During the frequent trips to Columbia for treatment and long stays in the hospital, Ezra found lots of ways to stay busy. Action figures and Pokemon were always around, and when he struggled to walk without assistance his doctors and nurses would push him around on his IV pole.

But among all the distractions, Lego was the primary source of relief.

"Lego sets were great for him because he didn't have a lot of energy and he could do a few steps, take a nap and come back and they would still be there," Sara said.

"It was fun, but it was also therapy in a way because it was something that he could do even with the neuropathy from his chemo," Daniel said. "And at the end of the week we'd get a little set as a prize, so it was motivation, he always looked forward to that."

But Lego meant so much to Ezra and the Schaefers that they decided to use those small bricks to build something much larger. And to do it, they had the support of one of their biggest supporters in Fulton, the Super Sam Foundation.

Created in 2014 by Cassie and Matt Santhuff, who lost their son, Sam, to rhabdomyosarcoma, Super Sam's goal is to provide care packages to kids going through cancer treatment and encourage more funding for pediatric cancer research. And it's located, aptly, in downtown Fulton's Brick District.
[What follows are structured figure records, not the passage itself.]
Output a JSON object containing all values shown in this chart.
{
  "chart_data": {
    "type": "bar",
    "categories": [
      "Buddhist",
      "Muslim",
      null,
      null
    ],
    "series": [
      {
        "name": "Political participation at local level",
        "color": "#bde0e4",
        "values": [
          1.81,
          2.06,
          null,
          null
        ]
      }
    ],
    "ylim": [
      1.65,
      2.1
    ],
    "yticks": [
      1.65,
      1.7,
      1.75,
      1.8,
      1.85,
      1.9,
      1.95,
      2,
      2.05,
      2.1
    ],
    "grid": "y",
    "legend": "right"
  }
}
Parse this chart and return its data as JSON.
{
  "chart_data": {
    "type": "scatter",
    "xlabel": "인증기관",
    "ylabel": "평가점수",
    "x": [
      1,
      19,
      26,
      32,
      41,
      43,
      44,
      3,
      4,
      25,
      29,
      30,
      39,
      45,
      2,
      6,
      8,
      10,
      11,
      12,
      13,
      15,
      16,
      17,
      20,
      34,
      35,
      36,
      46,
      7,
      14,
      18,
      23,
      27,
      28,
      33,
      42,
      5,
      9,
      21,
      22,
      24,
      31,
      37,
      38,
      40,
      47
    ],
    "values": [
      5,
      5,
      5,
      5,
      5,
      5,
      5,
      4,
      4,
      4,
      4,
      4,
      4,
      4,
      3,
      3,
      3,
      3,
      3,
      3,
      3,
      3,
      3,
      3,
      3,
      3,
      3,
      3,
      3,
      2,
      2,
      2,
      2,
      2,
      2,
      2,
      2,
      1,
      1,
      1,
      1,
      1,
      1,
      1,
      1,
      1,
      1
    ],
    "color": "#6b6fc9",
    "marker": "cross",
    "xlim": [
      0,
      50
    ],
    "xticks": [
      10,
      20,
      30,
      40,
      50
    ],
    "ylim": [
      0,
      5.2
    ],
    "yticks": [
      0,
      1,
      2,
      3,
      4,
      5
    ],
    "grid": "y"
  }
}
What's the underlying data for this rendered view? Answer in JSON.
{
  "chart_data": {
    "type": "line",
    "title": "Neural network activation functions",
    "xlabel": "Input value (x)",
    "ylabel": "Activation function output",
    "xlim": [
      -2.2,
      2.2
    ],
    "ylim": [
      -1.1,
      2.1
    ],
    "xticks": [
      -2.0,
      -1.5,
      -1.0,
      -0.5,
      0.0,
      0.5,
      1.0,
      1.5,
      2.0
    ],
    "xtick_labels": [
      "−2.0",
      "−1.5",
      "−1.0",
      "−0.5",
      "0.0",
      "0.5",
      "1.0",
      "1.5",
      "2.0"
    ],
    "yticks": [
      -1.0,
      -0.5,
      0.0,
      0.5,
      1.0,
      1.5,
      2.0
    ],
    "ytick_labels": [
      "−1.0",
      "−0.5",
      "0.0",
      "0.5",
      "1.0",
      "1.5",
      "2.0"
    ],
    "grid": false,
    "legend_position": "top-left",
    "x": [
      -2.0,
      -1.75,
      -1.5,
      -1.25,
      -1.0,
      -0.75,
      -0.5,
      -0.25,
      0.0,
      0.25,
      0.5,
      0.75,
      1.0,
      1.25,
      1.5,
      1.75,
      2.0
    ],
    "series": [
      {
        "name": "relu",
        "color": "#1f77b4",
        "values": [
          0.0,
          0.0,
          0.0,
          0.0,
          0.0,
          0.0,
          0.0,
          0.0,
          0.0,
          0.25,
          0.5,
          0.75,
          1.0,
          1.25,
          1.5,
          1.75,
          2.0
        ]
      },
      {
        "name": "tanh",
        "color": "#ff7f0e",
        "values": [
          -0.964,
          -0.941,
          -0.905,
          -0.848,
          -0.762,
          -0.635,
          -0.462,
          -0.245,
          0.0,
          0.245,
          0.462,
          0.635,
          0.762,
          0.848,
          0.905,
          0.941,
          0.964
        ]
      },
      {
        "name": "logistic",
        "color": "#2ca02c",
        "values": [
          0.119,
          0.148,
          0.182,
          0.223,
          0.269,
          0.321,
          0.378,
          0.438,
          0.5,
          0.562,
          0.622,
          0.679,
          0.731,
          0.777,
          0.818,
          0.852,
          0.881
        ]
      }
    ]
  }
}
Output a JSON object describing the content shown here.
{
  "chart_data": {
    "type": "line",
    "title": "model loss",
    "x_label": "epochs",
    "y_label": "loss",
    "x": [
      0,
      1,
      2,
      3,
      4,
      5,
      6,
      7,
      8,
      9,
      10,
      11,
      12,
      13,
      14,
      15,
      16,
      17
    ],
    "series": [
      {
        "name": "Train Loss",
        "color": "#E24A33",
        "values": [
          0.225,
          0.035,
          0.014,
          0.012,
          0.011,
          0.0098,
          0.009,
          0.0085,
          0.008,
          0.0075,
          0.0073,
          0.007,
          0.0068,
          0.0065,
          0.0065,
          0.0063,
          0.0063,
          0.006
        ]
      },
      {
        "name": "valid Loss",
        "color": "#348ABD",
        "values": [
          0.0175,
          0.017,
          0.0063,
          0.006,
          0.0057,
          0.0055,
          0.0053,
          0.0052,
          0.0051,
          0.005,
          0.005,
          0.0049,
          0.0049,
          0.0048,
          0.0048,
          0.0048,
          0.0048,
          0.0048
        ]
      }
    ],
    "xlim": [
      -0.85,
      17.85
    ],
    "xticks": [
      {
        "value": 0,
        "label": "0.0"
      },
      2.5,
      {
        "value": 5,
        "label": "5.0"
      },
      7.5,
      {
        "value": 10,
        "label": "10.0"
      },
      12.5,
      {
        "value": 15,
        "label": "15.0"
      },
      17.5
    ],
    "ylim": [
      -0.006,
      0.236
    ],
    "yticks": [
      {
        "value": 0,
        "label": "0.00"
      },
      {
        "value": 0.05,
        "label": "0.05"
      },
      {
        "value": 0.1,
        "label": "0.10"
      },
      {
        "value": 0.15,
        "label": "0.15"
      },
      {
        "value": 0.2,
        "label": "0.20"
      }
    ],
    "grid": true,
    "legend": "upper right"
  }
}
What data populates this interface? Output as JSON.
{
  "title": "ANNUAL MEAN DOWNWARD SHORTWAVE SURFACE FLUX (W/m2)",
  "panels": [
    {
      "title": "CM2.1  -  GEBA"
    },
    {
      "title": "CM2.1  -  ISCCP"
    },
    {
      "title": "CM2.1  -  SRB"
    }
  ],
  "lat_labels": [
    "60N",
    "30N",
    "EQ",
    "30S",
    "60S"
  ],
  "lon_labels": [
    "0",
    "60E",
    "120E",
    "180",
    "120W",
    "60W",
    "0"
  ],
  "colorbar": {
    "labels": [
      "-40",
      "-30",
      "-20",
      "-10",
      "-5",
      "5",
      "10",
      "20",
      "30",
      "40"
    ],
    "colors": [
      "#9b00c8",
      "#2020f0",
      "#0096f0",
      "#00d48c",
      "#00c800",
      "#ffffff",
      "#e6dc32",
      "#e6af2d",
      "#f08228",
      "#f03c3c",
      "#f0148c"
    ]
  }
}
With the foundation's help, the Schaefers have created a program that sends children small Lego kits that, when assembled, create a cancer ribbon in a color of their choice.

"He wanted this to be his legacy," Daniel said. "That way we could give out that comfort we got, and people could have an outlet with these personalized ribbons."

Sarcomas, like the cancer Ezra has, are represented with yellow bricks, and the kits come in 18 colors to fit 14 different pediatric cancers and four bloodborne illnesses.

Ezra and dad, Daniel, presenting their Lego ribbon board to MU Health
Ezra and dad, Daniel, presenting their Lego ribbon board to MU Health Care's pediatric cancer team.

"Ezra and his family helped emphasize for me how amazing and caring our patients and their families are," Bach said. "The community that continues to be built among our patients to help us provide care in a way that's best for our patients is something I appreciate more and more."

Ezra's treatment was successful, shrinking the tumor in his abdomen and removing the disease from his lungs. He had his bell-ringing ceremony at Children's Hospital on November 15, 2023, and will soon be finished with chemotherapy medications, though his doctors will continue to check in regularly to make sure his cancer doesn't return.

"What they've done for us at MU Health Care is never going to be wiped away," Daniel said. "Their support, their love, their understanding, their knowledge is just amazing. They saved my son's life."